The social stigma associated with a TB diagnosis and its association with HIV forces both men and women to delay going to get tested for the disease. In some cases, when men in marital relationships test positive for TB, they are likely to withhold the information, thereby increasing the likelihood to spread the disease to both their partner and children.

Moreover, women in the region are largely responsible for the upkeep of the family, including looking after children, which may also affect consistent uptake of TB drugs. When a woman is infected with TB, the likelihood of spreading the disease to young children is very high.

An additional concern for women is that the uptake of TB drugs interferes with contraceptive use, pregnancy, and fertility.

According to researchers, Rimfampicin, a key component of TB treatment can reduce the effectiveness of oral contraceptive pills and possibly other hormonal methods, such as implants, injectables and emergency contraception.

TB in pregnant women not only increases the rate of maternal mortality, but is also a major factor contributing to the risk of mother-to-child transmission of the disease.

A study conducted in South Africa revealed mother-to child-transmission of TB in 15% of infants born to a study cohort of pregnant women in which 77% were HIV-infected.

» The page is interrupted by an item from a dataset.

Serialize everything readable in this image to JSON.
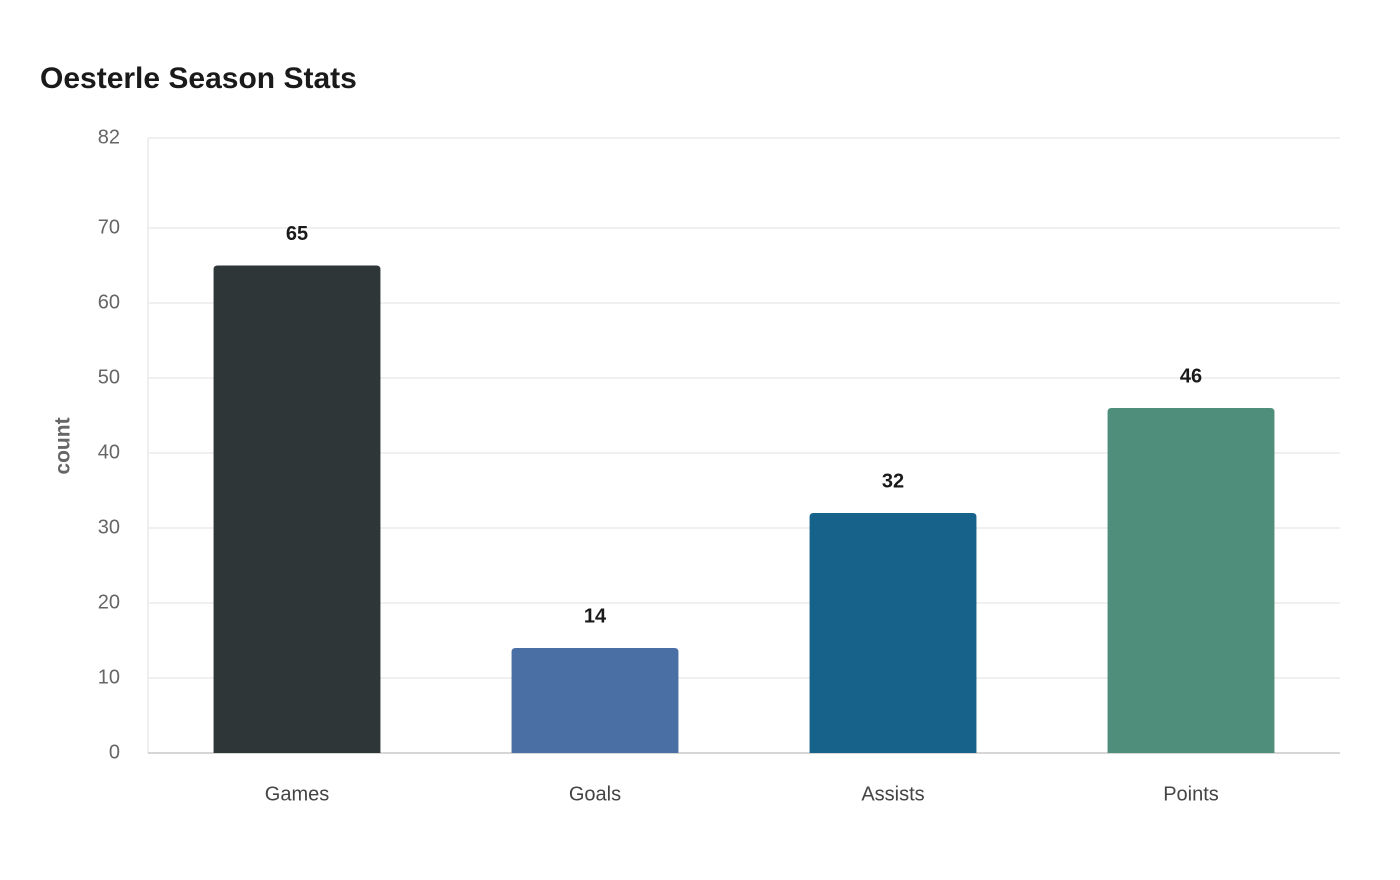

Maternal HIV/TB coinfection also increases the risk of mother-to child transmission of HIV.

Screening and treatment for TB in pregnant women at antenatal clinics must therefore be a major public health priority in the region. Information about TB needs to be an integral component of sexual reproductive health services.

To be precise, women infected with TB need to be empowered so that they can take control of their own care and lives.